Compito en una categoría en la que creo que puedo ganar
Carlos Sainz aún no se plantea el final de su carrera en la Fórmula 1. A sus 31 años, el piloto madrileño afronta una nueva etapa con Williams Racing en plena transición regulatoria, decidida a seguir evolucionando y con el objetivo, en el medio plazo, de volver a luchar por las victorias.
Sin embargo, aunque su retirada no sea inminente, el paso del tiempo empieza a plantear la inevitable cuestión de su futuro en el horizonte.
Su perfil dentro del paddock refuerza este debate. Metódico, analítico y dotado de peso institucional como presidente de la Asociación de Pilotos de Grandes Premios, el madrileño representa un Voz influyente en una red cada vez más crítica con los cambios regulatorios. previsto para 2026.
Ante las quejas de otros conductores, el español optó por un tono más constructivo, cercano al de un directivo.
Sin embargo, cuando se le ofrece directamente la posibilidad de asumir un rol directivo, su respuesta dista mucho de ser concluyente. En el podcast oficial de F1, Más allá de la redadmitió sus dudas: No sabe dónde estará ni qué camino tomará una vez que salga del auto..
Carlos Sainz, en el paddock del GP de China.
Reuters
La incertidumbre responde, en gran medida, al cambio radical que implicaría el cese de la competencia. Sainz reconoce que el estilo de vida asociado a ser líder de equipo (mudanza al Reino Unido, rutina de oficina y nuevas responsabilidades familiares) es un escenario completamente diferente al que experimentó como conductor profesional.
El español pone así sobre la mesa una realidad muchas veces ignorada: renunciar al volante no siempre conduce a una vida más relajada. En muchos casos, la presión persiste – o incluso aumenta –con horarios exigentes, viajes constantes y un enlace directo a la fábrica, normalmente dentro del Reino Unido.
Un futuro incierto
Pese a ello, no cierra la puerta. Sainz admite que ha barajado esta opción y que, por su perfil, podría entrar en ella, aunque evita adoptar una postura firme. Donde es más categórico es sobre la posibilidad de fundar su propio equipo, idea que rechaza por su complejidad.

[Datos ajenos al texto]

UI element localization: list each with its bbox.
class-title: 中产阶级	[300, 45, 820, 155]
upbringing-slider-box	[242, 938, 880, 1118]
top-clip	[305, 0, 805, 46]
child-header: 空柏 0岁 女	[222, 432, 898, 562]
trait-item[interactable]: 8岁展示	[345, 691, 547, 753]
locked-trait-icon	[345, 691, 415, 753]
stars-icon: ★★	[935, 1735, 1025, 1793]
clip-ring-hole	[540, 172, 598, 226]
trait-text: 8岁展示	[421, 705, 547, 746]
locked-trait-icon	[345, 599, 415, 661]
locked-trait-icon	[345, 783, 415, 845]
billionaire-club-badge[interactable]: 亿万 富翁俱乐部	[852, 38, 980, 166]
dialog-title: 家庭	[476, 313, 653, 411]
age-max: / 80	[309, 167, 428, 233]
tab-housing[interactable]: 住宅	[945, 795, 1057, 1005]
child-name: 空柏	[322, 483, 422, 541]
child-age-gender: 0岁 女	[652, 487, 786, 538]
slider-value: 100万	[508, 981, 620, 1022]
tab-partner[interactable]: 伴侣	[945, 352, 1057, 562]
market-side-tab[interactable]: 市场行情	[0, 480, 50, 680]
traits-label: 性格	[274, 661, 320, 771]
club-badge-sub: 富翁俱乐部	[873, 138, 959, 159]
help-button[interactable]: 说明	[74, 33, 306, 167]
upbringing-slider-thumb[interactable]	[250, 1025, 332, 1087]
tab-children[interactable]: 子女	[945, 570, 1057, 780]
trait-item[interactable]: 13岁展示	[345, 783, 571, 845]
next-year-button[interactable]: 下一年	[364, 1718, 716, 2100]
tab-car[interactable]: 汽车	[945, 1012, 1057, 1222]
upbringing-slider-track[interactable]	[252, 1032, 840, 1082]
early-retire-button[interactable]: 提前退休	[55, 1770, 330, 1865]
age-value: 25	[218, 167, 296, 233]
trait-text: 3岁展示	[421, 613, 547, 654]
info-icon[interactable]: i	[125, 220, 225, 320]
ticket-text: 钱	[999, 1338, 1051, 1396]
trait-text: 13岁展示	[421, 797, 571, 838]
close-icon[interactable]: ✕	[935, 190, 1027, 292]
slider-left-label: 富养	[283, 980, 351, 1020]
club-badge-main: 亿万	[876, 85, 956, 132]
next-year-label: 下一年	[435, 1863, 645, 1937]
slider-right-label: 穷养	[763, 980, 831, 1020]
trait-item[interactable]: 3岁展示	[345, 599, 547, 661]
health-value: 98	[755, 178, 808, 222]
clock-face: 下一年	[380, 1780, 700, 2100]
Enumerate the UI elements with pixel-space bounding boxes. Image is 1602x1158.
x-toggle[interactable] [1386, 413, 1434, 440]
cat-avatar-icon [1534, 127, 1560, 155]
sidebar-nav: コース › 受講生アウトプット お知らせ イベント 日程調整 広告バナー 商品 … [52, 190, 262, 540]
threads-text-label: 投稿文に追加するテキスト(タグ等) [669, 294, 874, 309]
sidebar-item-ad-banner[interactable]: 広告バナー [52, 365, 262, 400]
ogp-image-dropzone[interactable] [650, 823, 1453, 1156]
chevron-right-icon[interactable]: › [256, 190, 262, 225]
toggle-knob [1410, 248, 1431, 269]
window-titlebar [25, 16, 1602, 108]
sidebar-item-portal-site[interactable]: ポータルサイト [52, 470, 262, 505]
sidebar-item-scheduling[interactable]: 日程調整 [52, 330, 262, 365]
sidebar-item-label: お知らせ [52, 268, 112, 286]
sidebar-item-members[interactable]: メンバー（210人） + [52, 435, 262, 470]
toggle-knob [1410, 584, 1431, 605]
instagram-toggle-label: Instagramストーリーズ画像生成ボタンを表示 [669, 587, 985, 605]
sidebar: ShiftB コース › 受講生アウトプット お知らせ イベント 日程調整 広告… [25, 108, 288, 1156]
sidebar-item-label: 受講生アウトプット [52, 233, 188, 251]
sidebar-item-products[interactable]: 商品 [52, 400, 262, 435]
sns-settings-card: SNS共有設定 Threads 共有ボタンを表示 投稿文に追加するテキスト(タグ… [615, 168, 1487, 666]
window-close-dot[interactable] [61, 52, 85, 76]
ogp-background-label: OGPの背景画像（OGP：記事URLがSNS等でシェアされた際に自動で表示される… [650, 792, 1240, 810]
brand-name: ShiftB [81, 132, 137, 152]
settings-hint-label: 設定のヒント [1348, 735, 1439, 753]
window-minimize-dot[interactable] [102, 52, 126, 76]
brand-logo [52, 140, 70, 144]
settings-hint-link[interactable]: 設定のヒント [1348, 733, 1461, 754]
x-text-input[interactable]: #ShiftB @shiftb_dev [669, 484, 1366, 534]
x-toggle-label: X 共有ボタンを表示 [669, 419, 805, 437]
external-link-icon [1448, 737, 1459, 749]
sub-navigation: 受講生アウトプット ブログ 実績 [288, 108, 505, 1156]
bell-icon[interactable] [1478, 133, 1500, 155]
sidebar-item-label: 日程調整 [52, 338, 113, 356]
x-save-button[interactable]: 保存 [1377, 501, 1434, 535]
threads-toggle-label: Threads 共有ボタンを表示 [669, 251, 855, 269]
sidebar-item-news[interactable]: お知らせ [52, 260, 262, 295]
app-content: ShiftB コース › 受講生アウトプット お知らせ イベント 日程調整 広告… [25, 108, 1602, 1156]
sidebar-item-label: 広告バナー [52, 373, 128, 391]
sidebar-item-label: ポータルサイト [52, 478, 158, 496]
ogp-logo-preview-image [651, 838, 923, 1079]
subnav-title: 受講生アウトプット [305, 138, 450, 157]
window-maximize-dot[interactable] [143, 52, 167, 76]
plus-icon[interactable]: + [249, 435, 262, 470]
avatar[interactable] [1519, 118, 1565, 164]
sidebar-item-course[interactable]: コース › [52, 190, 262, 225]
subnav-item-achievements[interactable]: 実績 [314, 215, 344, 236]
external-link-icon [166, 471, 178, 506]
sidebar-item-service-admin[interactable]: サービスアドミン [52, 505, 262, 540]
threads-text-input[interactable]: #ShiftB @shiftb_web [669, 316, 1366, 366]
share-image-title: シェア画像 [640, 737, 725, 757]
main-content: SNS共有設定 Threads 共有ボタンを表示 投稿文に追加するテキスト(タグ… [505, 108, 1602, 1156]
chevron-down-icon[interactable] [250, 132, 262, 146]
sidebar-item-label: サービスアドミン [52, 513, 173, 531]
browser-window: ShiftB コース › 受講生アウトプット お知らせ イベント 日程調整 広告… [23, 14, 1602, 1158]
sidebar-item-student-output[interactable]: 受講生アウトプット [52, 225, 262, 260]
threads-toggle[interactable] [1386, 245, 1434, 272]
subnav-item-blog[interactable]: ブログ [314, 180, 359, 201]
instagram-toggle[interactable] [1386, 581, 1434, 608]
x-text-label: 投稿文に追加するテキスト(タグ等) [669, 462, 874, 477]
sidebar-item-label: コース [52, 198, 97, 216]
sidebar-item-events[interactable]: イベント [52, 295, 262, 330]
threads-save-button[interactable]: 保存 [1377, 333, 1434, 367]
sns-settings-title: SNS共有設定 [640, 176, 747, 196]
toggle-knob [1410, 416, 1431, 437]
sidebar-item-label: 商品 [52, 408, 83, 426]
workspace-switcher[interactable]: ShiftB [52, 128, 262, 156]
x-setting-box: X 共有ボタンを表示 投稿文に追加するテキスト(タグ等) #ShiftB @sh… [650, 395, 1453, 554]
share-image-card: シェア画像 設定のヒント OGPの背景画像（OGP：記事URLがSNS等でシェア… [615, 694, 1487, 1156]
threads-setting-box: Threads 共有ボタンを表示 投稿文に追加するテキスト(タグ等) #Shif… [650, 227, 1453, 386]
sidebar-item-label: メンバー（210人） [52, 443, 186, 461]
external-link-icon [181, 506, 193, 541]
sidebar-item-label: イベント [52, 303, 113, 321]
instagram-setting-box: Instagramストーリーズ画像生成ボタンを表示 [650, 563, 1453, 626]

Parece más claro que su futuro seguirá ligado a la competición y, como era de esperar, al entorno de la Fórmula 1. El propio piloto se ve aportando valor en diferentes áreas dentro de un equipo, ya sea como embajador o en funciones estratégicas, aprovechando su experiencia en la gestión de conductores e ingenieros.
Lo que excluye categóricamente es alejarse del deporte del motor. Competitivo por naturaleza, Sainz se define como alguien que necesita seguir compitiendo, ya sea en resistencia, rally raid u otras disciplinas que puedan surgir en los próximos años.
De esta forma, su futuro tras la Fórmula 1 sigue abierto. Tiene las cualidades para liderar desde la pared, la experiencia para influir en la estructura de un equipo y el respeto del paddock para asumir mayores responsabilidades.
Pero también preserva la ansiedad de quienes no quieren renunciar ni a la competencia ni a su libertad personal. Por ahora, la atención sigue centrada en el presente. Cuando llegue el momento de decidir, el camino no será fácil.